11-month world travels


BY MARISA KWIATKOWSKI
[email protected]
219.662.5333
| Tuesday, January 29, 2008 | 6 comment(s)





 CROWN POINT | For 22 years, Erin McKenna said she lived in the region with her eyes closed.

It took 11 months and 12 countries for the 23-year-old Crown Point resident’s eyes to open to a world beyond her middle-class American upbringing.

McKenna called the rigorous trip “a personal wake-up call.”

“You see starvation, you see rape, things that will slap you in the face,” she said. “You learn to silence yourself, your desire and sense of entitlement.”



McKenna said she joined nearly 50 other people from across the United States to travel most of 2007 in The World Race, a mission-based trip dedicated to personal and spiritual growth, and outreach.

During her travels, McKenna said she fed the poor, worked with local churches and orphanages, taught English and brought prostitutes out of the sex trade in Thailand.

She said it was six months before she broke down emotionally.

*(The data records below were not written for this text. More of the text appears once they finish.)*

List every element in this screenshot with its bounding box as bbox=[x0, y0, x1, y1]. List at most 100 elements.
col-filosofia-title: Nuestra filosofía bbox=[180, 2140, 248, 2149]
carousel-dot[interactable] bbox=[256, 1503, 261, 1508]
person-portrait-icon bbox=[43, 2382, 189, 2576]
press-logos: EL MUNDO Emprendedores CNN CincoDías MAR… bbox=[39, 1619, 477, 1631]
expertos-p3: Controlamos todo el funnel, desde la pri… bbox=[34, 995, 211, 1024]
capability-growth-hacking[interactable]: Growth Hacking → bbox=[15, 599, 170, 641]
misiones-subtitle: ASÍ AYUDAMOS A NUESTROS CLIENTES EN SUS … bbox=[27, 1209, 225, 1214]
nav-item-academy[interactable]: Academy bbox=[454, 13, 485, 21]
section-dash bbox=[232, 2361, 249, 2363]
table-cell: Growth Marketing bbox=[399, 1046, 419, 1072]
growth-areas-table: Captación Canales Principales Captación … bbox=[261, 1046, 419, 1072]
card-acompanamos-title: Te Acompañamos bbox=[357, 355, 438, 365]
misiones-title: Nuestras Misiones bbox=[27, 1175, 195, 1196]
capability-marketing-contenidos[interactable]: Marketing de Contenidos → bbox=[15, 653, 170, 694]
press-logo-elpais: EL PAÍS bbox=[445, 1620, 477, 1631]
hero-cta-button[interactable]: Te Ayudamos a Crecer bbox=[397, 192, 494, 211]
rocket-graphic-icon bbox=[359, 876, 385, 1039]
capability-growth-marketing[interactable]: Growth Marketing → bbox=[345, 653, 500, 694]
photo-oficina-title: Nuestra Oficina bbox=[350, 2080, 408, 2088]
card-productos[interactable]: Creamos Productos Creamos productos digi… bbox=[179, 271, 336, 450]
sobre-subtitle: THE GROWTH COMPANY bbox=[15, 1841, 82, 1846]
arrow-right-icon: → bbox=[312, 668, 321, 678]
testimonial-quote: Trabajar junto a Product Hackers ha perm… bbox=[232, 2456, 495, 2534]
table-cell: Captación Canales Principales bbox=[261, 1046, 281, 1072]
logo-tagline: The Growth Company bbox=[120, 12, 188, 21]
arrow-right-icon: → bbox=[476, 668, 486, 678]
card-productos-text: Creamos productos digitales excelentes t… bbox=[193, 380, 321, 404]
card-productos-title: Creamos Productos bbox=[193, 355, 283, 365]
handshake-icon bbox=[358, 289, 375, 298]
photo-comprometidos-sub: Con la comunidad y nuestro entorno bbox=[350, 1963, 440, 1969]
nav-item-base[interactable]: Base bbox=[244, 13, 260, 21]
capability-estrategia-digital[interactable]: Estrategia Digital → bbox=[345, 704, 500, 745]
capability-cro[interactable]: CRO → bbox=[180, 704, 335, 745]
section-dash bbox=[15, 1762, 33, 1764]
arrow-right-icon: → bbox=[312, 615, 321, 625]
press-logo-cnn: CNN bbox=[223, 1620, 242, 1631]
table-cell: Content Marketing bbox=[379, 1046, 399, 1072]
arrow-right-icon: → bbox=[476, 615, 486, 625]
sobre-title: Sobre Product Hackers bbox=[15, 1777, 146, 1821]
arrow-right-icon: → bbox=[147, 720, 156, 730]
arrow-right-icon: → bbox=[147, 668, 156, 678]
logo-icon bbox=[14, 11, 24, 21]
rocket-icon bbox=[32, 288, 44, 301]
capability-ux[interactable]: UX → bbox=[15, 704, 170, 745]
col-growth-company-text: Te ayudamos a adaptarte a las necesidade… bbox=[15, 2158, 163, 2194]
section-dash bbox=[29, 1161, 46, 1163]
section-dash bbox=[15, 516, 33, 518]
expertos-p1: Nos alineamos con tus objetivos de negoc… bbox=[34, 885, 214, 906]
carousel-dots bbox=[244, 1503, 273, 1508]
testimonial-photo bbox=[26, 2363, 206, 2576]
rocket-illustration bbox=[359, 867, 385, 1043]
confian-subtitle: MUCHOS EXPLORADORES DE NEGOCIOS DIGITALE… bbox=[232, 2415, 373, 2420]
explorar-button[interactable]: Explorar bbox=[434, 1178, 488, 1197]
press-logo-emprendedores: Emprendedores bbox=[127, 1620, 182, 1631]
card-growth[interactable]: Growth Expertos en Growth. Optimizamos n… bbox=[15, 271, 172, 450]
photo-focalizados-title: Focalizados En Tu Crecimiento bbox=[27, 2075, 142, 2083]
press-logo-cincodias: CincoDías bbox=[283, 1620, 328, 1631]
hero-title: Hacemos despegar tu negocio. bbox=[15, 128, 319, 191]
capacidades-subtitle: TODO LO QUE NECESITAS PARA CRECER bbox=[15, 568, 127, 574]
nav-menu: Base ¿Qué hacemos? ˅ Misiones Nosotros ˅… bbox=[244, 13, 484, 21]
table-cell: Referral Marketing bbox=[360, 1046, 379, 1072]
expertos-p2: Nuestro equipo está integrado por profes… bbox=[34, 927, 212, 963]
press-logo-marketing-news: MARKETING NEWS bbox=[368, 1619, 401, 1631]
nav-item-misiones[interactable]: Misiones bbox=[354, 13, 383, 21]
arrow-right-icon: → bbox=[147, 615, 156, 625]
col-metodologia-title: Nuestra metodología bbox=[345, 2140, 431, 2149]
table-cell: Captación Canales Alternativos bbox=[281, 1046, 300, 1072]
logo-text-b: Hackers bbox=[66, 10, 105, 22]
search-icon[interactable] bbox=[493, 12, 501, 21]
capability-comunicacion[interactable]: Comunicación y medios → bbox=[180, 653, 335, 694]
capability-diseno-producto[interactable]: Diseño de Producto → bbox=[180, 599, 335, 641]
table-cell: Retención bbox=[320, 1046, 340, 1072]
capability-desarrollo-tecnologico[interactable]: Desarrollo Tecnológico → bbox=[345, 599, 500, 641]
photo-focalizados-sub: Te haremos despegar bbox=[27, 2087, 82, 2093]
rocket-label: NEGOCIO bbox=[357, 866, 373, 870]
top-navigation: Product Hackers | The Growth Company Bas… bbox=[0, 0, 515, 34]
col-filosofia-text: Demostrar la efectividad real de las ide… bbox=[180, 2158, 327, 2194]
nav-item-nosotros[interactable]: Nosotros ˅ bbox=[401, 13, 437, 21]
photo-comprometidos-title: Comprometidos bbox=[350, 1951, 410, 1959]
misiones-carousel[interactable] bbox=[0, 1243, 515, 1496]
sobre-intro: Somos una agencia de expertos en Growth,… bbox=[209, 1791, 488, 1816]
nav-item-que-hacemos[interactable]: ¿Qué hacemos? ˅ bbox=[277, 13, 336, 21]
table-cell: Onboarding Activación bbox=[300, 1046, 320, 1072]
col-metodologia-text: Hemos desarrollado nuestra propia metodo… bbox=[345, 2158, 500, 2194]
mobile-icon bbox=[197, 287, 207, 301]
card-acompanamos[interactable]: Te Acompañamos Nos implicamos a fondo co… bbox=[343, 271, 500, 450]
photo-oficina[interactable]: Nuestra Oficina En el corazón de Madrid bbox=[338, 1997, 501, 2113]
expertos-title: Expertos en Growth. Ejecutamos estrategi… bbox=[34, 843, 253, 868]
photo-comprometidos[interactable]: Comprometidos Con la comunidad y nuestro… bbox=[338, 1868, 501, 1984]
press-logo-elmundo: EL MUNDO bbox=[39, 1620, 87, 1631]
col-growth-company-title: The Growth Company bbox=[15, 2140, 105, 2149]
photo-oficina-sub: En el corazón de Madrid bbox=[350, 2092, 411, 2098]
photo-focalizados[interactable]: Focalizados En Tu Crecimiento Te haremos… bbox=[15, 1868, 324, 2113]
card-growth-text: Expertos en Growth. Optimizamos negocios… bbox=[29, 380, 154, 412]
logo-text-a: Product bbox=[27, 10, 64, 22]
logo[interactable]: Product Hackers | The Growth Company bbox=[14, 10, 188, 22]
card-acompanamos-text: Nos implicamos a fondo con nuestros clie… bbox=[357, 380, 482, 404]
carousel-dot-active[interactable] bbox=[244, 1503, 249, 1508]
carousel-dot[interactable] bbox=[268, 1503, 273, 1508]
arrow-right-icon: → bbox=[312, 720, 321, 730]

“I struggled a lot,” McKenna said. “It’s heart wrenching. You can go play with (orphans), feed them, then you send them back.”

She said she lived off $7 a day in some of the world’s poorest countries. They traveled to Mexico, Guatemala, Nicaragua, Costa Rica, Peru, Swaziland, Thailand, Cambodia, China and others.

McKenna returned to Crown Point in November and said she will continue her mission work.

“When you see what I see and know what I know, you can’t go back,” she said. “The little faces burned in my heart need someone to fight for them.”




McKenna said she will not fight alone.

During the World Race, she met her now-fiance Chad Mast, 28, of San Diego.





Mast was a team leader for The World Race and said he and McKenna developed a friendship during the trip that evolved into more when they got home. They were engaged at Christmas.